Tuesday, April 10, 2012

accuracy turquoise box









Got it wrong I think.
In the sunshine the black feathers of a magpie's tail glow with a turquoise sheen.
Hall's is not disposed to display books in French. Sabrina, the proprietor doesn't see the point of them. But staff and customers have prevailed. Beneath the central table, where newly arrived volumes are displayed, is a cardboard box. Readers of books in French are well advised to investigate. Today I find a Petit Larouse - a combined dictionary and encyclopedia, which no household where French is important should be without. I already have one, but having been driven  on one or two occasions recently  to carry it upstairs and then take it back  to its home downstairs, I am tempted to invest in another, one for upstairs, one for down. If invest is the word. Sabrina is as generous in disposing of her French stock as she is reluctant to conserve it.

3 comments:

Roderick Robinson said...

The traditional symptom of growing old was when policemen started looking younger. But you have touched on another: the growing weight of dictionaries. Several years ago I too decided that one proper one (downstairs) wasn't enough and I needed one within arm's length (hand's length, by now, after some spatial reorganisation) here in my atelier. It allowed me to experiment. For decades I have upheld Chambers against Oxford. Crossing over for the upstairs dicker would have seemed like treachery so I bought the proper-length Penguin, albeit as a paperback. Advantage: better typography. Disadavantage: The spine is beginning to crack.

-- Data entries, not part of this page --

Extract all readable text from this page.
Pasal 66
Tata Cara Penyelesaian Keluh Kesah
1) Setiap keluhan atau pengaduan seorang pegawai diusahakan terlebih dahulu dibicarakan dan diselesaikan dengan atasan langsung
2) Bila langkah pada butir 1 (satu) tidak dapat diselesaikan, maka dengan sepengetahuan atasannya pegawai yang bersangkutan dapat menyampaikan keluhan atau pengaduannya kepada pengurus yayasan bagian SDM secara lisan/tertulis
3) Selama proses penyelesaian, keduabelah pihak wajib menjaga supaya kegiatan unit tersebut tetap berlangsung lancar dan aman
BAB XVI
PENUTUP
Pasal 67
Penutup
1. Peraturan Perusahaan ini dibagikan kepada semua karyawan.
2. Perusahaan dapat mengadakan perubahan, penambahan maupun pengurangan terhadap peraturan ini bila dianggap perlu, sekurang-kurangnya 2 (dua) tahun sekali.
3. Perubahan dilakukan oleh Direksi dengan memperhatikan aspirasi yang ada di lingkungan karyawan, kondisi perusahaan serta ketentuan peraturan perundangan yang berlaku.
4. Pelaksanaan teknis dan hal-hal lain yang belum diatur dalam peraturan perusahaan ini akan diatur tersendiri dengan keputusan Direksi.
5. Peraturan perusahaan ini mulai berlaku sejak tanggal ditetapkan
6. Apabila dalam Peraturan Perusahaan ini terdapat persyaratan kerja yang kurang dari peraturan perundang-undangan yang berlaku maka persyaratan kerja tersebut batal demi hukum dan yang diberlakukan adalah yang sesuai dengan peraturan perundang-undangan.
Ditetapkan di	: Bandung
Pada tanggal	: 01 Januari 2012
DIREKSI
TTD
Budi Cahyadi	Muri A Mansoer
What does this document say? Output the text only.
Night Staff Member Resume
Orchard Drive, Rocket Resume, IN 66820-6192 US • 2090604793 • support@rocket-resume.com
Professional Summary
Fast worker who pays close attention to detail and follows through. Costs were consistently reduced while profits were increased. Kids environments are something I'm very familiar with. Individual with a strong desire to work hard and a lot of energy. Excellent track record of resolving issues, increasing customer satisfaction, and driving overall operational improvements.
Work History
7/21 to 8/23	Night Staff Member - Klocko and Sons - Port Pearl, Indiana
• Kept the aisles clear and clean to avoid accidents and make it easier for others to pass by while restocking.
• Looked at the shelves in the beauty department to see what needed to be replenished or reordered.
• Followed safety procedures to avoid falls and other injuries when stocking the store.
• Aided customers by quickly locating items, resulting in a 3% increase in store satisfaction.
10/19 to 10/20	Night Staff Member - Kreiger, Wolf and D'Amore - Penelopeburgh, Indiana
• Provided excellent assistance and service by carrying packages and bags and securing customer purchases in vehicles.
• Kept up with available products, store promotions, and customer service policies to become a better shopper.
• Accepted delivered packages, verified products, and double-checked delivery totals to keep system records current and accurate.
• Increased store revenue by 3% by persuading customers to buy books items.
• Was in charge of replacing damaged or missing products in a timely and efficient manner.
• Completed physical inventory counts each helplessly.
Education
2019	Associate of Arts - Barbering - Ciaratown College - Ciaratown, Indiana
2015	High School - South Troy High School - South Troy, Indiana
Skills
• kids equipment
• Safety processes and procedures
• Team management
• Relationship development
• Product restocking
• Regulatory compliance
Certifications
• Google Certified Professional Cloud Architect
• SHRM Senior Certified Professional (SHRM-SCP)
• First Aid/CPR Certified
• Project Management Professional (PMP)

Logistical note. Both the Penguin and the Collins-Robert French-English lie flat on my atelier desk (actually a large bare-wood table bought from Ikea) after I discovered that storing them upright on the shelves behind was inimical to their bindings and to the power of my waning biceps.

Lucy said...

Same reason I question the desirability of classy cast iron cookware for everything. I like my big pots When I heard someone expressing a desire for a Le Creuset stove-top kettle to replace their electric one, I thought that was some kind of stupid.

We always used to say that road sign represented a man having trouble with an umbrella!

Lucy said...

Sorry meant to say 'I like my big pots... on occasion but I like to be able to reach for a lightweight stainless steel or aluminium job for everyday tasks.' This was an insertion I was in the middle of when distracted and forgot I hadn't finished.

Never say I don't allow you into the writing process!